前言
作为运维每天都需要关注主站的5xx,4xx情况以及那个接口的问题,之前的做法是通过nginx 本身的health模块获取当前访问量然后分析之后写入influxdb里面,grafana用来读取 5xx出图,并且每分钟把5xx写入到openfalcon里面作为阈值报警但是这样还是不是实时的,并且出现问题好要自己去过滤nginx日志太麻烦。
第一版结构
所有的API日志通过rsyslog 打到logserver上,然后部署 一个logstash对日志目录进行分析过过滤出5xx和做GEOIP替换写入到es里面,这么做之后日常没有出现大规模的问题还好,一旦出现突发的5xx或者4xx事件,就会造成写入es的延时增大,这个时候快速报警系统从es里面读5xx和接口就会失效。
input {
file {
path => "/data/logs/nginx/*/One/*.log"
codec => json
discover_interval => "10"
close_older => "5"
sincedb_path => "/data/logs/.sincedb/.sincedb"
}
}
filter {
if [clientip] != "-" {
geoip {
source => "clientip"
target => "geoip"
database => "/usr/local/logstash-6.5.4/config/GeoIP2-City.mmdb"
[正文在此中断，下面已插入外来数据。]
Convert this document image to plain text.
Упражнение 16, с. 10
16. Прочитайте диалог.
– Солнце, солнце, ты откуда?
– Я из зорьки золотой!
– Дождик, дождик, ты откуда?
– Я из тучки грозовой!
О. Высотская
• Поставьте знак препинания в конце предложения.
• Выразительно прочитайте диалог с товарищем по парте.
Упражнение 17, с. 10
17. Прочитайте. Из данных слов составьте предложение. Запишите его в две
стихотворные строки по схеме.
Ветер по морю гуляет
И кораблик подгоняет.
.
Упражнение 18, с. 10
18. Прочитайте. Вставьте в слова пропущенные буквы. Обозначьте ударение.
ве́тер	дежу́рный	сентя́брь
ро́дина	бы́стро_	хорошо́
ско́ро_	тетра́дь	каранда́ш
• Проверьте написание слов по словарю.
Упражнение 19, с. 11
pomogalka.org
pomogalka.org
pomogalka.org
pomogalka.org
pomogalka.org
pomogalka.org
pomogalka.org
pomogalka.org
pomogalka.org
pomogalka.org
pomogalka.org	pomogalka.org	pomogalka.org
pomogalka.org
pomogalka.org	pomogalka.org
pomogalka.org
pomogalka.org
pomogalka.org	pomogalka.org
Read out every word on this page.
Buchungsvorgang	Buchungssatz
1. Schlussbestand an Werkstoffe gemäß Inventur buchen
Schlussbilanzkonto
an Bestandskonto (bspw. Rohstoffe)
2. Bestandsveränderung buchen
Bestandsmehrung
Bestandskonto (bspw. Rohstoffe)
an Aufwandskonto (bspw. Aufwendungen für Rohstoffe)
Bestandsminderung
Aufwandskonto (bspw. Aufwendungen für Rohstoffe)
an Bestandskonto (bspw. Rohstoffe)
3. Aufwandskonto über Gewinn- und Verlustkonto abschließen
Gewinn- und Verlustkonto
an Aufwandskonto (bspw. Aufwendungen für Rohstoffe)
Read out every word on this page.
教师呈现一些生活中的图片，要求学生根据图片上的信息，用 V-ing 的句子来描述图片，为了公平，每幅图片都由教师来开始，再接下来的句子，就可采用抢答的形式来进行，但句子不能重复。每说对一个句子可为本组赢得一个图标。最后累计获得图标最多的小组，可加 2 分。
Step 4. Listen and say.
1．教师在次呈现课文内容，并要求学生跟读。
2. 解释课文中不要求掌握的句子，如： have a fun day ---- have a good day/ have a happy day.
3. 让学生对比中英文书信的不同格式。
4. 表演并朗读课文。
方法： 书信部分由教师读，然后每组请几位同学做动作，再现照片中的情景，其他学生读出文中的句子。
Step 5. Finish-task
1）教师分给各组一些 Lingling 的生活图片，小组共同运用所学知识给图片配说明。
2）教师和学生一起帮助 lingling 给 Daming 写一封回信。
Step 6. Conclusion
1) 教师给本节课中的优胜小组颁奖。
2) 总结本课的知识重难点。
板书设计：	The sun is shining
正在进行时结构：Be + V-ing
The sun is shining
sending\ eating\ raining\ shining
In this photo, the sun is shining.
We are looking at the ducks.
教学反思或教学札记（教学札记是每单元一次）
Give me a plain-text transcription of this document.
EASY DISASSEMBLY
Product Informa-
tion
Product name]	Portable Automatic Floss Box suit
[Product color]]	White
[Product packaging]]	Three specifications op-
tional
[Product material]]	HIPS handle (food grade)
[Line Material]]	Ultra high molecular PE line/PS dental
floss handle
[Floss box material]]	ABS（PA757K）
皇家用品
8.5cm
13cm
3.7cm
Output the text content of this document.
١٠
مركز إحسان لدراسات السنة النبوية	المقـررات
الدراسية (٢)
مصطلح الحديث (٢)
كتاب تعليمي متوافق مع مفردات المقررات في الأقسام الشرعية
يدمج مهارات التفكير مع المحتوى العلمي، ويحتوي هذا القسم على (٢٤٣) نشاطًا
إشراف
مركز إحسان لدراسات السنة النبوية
add_field => [ "[geoip][coordinates]", "%{[geoip][longitude]}" ]
add_field => [ "[geoip][coordinates]", "%{[geoip][latitude]}" ]
}
mutate {
convert => [ "[geoip][coordinates]","float"]
}
}
}
output {
if [status] in ["500","502","404","401","403","499","504"] {
elasticsearch {
hosts => ["172.16.8.166:9200"]
index => "logstash-nginx-%{+YYYY.MM.dd}"
}
stdout {
codec => rubydebug
}
}
}
第二版结构
前端改为filebeat全量去读日志,每小时日志大概25G左右,(如果用filebeat官网的性能是跟不上的,后来在网上找到了一个优化过的filebeat,作者实测25MB/s的速度),后面接一个kafka集群,创建了一个8分区的topic.然后后面挂2个logstash节点,通过下图可以看到低峰期有8.5K的QPS,峰值大概有13K左右,证明filebeat完全能够hold的住当前的数据量,那么如果再有延时的情况,只需要增加logstash节点和es节点就足够了,扩容很方便,目前2个logstash的读取能够完全hold住
filebeat的配置,之前也尝试过filebeat直接写多个logstash结果发现性能还没第一版好
filebeat.registry_file: "/srv/registry"
filebeat.spool_size: 25000
filebeat.publish_async : true
filebeat.queue_size: 10000
filebeat.prospectors:
- input_type: log
paths:
- /data/logs/nginx/*/One/*.log
scan_frequency: 1s
tail_files: true
idle_timeout: 5s
json.keys_under_root: true
json.overwrite_keys: true
harvester_buffer_size: 409600
enabled: true
output.kafka:
hosts: ["in-prod-common-uploadmonitor-1:9092"]
topic: "nginxAccessLog"
enabled: true
logstash配置
input {
kafka {
bootstrap_servers => "in-prod-common-uploadmonitor-1:9092"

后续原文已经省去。